Она подошла к окну, посмотрела на вечерний город, на мигающие неоновые вывески. Где-то там, далеко за его пределами, в глухих лесах, ждал её «пациент». Сложный. Уникальный. Опасный.
– Ну что ж, – прошептала она в стекло, запотевшее от её дыхания. – Посмотрим, кто ты такой. И кто кого будет дрессировать.
Она повернулась и пошла укладывать чемодан окончательно. На самое дно, под стопку пелёнок, она на всякий случай положила маленького плюшевого медвежонка – талисман из детства. На удачу.
Ветер за окном усилился, завывая в водосточных трубах. Где-то в заповеднике «Берёзка», у подножья древнего дуба, звякнула магическая цепь, будто почувствовав приближение чего-то нового. Чего-то, что пахнет антисептиком, кошачьей мятой и непотопляемой, глупой человеческой надеждой.
Глава 2. Поляна, дуб и его зелёные глаза
Машина, присланная за ней, была чёрным внедорожником с тонированными стёклами до такой степени, что внутрь не проникал даже намёк на утренний свет. Водитель – тот же без эмоциональный молодой человек в костюме – молча открыл дверь, молча принял её чемодан, молча указал на заднее сиденье. Разговор не клеился.
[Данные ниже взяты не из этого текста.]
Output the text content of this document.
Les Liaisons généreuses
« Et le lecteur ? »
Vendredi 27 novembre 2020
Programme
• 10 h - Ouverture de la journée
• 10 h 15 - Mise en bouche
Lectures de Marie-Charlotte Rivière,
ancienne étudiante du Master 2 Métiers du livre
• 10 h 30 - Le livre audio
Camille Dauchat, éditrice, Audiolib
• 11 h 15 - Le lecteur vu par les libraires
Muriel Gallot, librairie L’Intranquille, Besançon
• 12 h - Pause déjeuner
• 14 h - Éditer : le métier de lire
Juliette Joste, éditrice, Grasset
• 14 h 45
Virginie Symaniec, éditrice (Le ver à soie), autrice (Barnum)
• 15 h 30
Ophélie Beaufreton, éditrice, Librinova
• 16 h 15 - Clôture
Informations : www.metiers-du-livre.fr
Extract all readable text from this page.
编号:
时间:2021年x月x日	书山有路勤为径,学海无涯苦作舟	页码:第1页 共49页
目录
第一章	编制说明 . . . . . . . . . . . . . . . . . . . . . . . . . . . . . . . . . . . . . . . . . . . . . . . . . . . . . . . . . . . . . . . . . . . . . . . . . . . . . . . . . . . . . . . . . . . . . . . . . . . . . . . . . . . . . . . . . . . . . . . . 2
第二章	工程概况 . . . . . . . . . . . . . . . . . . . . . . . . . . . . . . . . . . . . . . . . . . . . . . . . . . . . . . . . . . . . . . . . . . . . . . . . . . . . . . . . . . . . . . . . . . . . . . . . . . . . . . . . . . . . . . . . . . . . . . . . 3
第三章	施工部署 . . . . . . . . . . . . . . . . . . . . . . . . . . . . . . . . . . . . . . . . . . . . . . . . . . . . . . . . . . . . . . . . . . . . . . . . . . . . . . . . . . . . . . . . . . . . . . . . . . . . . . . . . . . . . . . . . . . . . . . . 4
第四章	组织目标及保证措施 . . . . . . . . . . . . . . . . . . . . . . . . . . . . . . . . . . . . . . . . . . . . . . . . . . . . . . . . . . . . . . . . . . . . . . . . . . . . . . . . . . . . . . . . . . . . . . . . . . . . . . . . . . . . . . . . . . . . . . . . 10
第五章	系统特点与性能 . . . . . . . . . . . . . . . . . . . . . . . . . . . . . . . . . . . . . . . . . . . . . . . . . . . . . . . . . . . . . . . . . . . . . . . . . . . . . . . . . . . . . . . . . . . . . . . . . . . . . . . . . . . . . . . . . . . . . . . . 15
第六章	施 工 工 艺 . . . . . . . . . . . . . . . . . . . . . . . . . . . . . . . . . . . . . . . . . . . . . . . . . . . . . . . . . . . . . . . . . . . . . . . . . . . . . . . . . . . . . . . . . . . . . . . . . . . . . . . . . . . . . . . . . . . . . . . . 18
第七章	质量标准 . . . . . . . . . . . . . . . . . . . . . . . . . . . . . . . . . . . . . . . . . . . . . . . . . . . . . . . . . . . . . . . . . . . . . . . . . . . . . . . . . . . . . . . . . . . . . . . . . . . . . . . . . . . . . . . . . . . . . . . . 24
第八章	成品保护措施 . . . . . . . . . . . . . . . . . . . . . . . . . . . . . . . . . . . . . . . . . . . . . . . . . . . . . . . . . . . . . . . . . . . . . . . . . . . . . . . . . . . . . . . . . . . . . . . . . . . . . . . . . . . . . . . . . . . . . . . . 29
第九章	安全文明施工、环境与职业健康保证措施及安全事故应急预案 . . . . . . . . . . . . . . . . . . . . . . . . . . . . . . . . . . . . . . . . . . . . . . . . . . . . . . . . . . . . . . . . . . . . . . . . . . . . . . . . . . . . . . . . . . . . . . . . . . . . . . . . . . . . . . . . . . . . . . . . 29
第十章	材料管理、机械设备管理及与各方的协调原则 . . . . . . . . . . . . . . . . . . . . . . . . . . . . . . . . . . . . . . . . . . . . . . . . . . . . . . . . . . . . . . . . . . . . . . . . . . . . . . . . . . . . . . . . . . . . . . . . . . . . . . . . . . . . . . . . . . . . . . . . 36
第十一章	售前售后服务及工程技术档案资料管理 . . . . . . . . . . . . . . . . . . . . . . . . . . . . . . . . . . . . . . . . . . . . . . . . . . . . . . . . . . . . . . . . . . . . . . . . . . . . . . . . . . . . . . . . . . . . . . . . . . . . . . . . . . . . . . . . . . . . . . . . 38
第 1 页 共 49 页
– Далеко ехать? – попыталась Анжела, когда они уже миновали городскую черту.
– Не очень, – был исчерпывающий ответ.
Она вздохнула и уткнулась в окно. Пейзажи за стеклом менялись с неестественной скоростью. Поля и перелески средней полосы как-то слишком резко сменились густыми, тёмными хвойными массивами, потом – берёзовыми рощами с белоснежными стволами, стоящими так часто, что они напоминали частокол. Солнце, яркое в начале пути, скрылось за плотной, молочной пеленой тумана. Воздух за стеклом стал густым, звенящим.
«Похоже на болотистую местность», – подумала Анжела, но интуиция, тот самый внутренний звоночек, что спасал её при сложных диагнозах, зашевелился тревожно. Что-то было не так с самой геометрией пространства. Дорога виляла нелогично, деревья будто переставлялись местами. Однажды ей показалось, что огромный валун, покрытый мхом, который они только что объехали слева, через минуту появился справа.
Она закрыла глаза, списав всё на усталость и нервное напряжение.
Когда машина наконец остановилась, её вырвало из полудрёмы лёгкий толчок.
– Мы приехали, – сказал водитель, уже открывая её дверь.
Анжела вышла и замерла.
Они стояли не у ворот заповедника с будкой охранника и вывеской, а на опушке леса. Перед ней расстилалась огромная поляна, утопавшая в цветах невероятных оттенков: здесь были и синие колокольчики, и алые маки, и золотистые лютики, но всё это вместе создавало не ощущение радости, а какую-то торжественную, древнюю тишину. Воздух был густой, сладковатый, с примесью запаха прелых листьев, влажной земли и чего-то ещё… металлического? Или звёздного? Звуки привычного мира – шум машин, голоса, даже пение птиц – исчезли. Была лишь тишина, нарушаемая лёгким шелестом трав.
И в центре поляны, подавляя всё своим величием, стоял дуб.
Такого дерева Анжела никогда не видела. Оно было не просто старым, оно было вечным. Его ствол, тёмный и испещрённый глубокими морщинами-трещинами, казалось, вырос не из земли, а пронзил её, спустившись с небес. Крона, густая и непроницаемая, была тёмно-зелёной с медным отливом. И от него исходила почти физическая волна покоя и, одновременно, огромной, сдерживаемой силы.
– Здесь, – сказал водитель, взял её чемодан и пошёл по тропинке, даже не оглянувшись, поспевает ли она.